Kein Fahrverbot weil der Verkehrsverstoß ein Augenblicksversagen war?
Begeht der Betroffene infolge Augenblicksversagens fahrlässig eine Verkehrsordnungswidrigkeit, die nicht vorkommen darf, aber erfahrungsgemäß auch dem sorgfältigen und pflichtbewussten Kraftfahrer unterläuft, bedarf es keiner Fahrverbotsanordnung neben einem Bußgeld.
Wie sieht es bei Geschwindigkeitsübertretungen mit der „Gnade“ des Augenblicksversagens aus?
Bei Geschwindigkeitsüberschreitungen ist etwa zu prüfen, ob
- die Straßenführung Besonderheiten aufweist,
- zur Tatzeit besondere Witterungsverhältnisse herrschten,
- Schilder ggf. durch Bäume oder Fahrzeuge verdeckt waren,
- der Betroffene aus besonderen Gründen abgelenkt war
- und wie die Umgebungsbebauung am Tatort aussah,
um Anhaltspunkte für ein Augenblicksversagen zu erhalten.
Beispiel: Ein Fahrer hat zur Nachtzeit innerorts die Geschwindigkeit um 46 km/h überschritten. Die Straßenbeleuchtung fehlte und auf gleicher Höhe des Ortsausgangsschildes befand sich auf der anderen Straßenseite das Orteingangsschild des sich unmittelbar anschließenden Ortes, das der Fahrer übersah und somit glaubte außerhalb der Ortschaft zu fahren (OLG Rostock, Beschluss v. 21.6.2004, 2 Ss (OWi) 117/04 I 90/04).

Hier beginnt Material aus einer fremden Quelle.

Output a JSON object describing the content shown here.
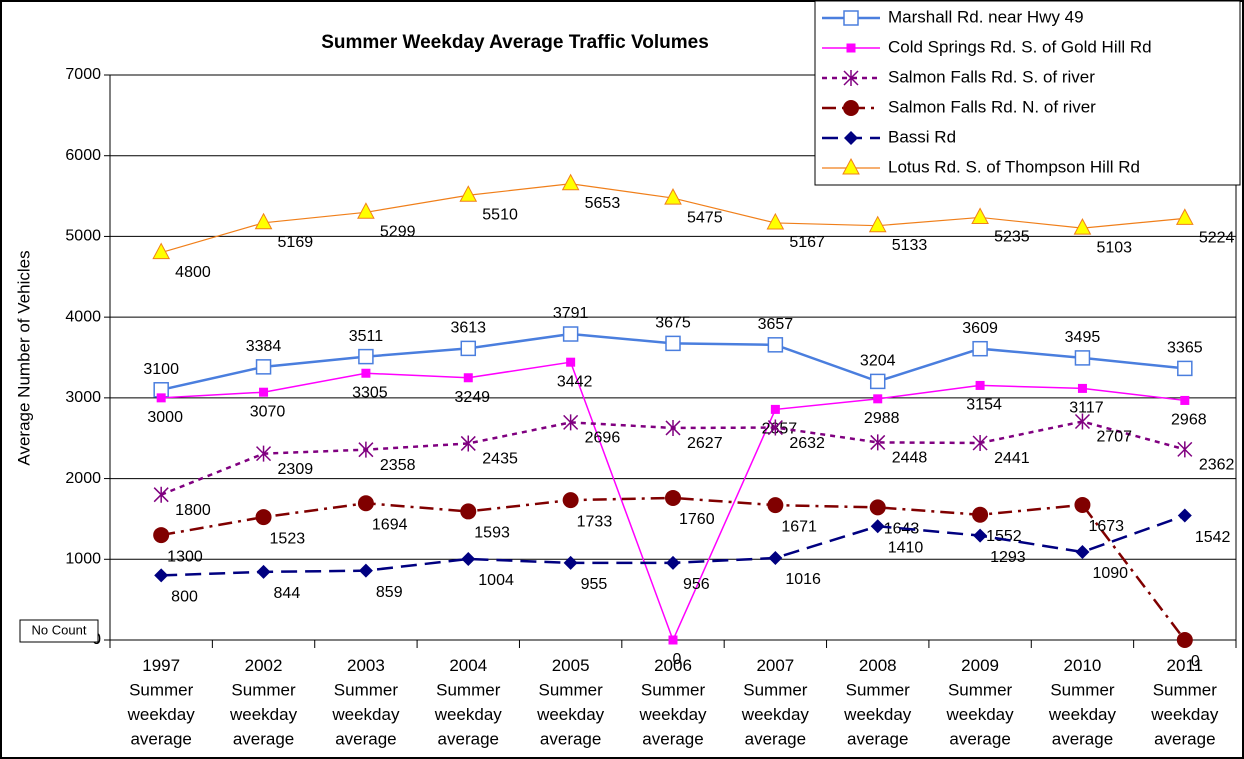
{
  "chart_data": {
    "type": "line",
    "title": "Summer Weekday Average Traffic Volumes",
    "y_label": "Average Number of Vehicles",
    "annotation": "No Count",
    "categories": [
      [
        "1997",
        "Summer",
        "weekday",
        "average"
      ],
      [
        "2002",
        "Summer",
        "weekday",
        "average"
      ],
      [
        "2003",
        "Summer",
        "weekday",
        "average"
      ],
      [
        "2004",
        "Summer",
        "weekday",
        "average"
      ],
      [
        "2005",
        "Summer",
        "weekday",
        "average"
      ],
      [
        "2006",
        "Summer",
        "weekday",
        "average"
      ],
      [
        "2007",
        "Summer",
        "weekday",
        "average"
      ],
      [
        "2008",
        "Summer",
        "weekday",
        "average"
      ],
      [
        "2009",
        "Summer",
        "weekday",
        "average"
      ],
      [
        "2010",
        "Summer",
        "weekday",
        "average"
      ],
      [
        "2011",
        "Summer",
        "weekday",
        "average"
      ]
    ],
    "series": [
      {
        "name": "Marshall Rd. near Hwy 49",
        "color": "#4a7ede",
        "marker": "open-square",
        "values": [
          3100,
          3384,
          3511,
          3613,
          3791,
          3675,
          3657,
          3204,
          3609,
          3495,
          3365
        ]
      },
      {
        "name": "Cold Springs Rd. S. of Gold Hill Rd",
        "color": "#ff00ff",
        "marker": "square",
        "values": [
          3000,
          3070,
          3305,
          3249,
          3442,
          0,
          2857,
          2988,
          3154,
          3117,
          2968
        ]
      },
      {
        "name": "Salmon Falls Rd. S. of river",
        "color": "#800080",
        "marker": "asterisk",
        "dash": "5,5",
        "values": [
          1800,
          2309,
          2358,
          2435,
          2696,
          2627,
          2632,
          2448,
          2441,
          2707,
          2362
        ]
      },
      {
        "name": "Salmon Falls Rd. N. of river",
        "color": "#800000",
        "marker": "circle",
        "dash": "14,6,3,6",
        "values": [
          1300,
          1523,
          1694,
          1593,
          1733,
          1760,
          1671,
          1643,
          1552,
          1673,
          0
        ]
      },
      {
        "name": "Bassi Rd",
        "color": "#000080",
        "marker": "diamond",
        "dash": "16,8",
        "values": [
          800,
          844,
          859,
          1004,
          955,
          956,
          1016,
          1410,
          1293,
          1090,
          1542
        ]
      },
      {
        "name": "Lotus Rd. S. of Thompson Hill Rd",
        "color": "#f07f1a",
        "marker": "triangle",
        "values": [
          4800,
          5169,
          5299,
          5510,
          5653,
          5475,
          5167,
          5133,
          5235,
          5103,
          5224
        ]
      }
    ],
    "ylim": [
      0,
      7000
    ],
    "yticks": [
      0,
      1000,
      2000,
      3000,
      4000,
      5000,
      6000,
      7000
    ],
    "grid": true
  }
}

Was gilt bei Rotlichtverstößen?
Bei Rotlichtverstößen sind als Augenblicksversagen anerkannt
- die Frühstarterfälle, bei denen die Ampel beim Losfahren noch Rot-Gelb anzeigt und
- der sog. Mitzieheffekt, wenn an einer Kreuzung zunächst bei Rotlicht angehalten und noch vor Umschalten des für ihn geltenden Wechsellichtzeichens auf Grund eines Wahrnehmungsfehlers in die Kreuzung eingefahren wird.
Beispiel: Ein Fahrer hielt an einer roten Ampel. Nach ca. 37 Sekunden Rotlichtdauer nahm er – da ihm der Gegenverkehr entgegenkam und eine etwa 80 m in seiner Fahrrichtung entfernte Lichtzeichenanlage bereits wieder grün zeigte, irrtümlich an, dass auch die für ihn geltende Ampel schon wieder grün hatte und fuhr trotz andauernden Rotlichts los.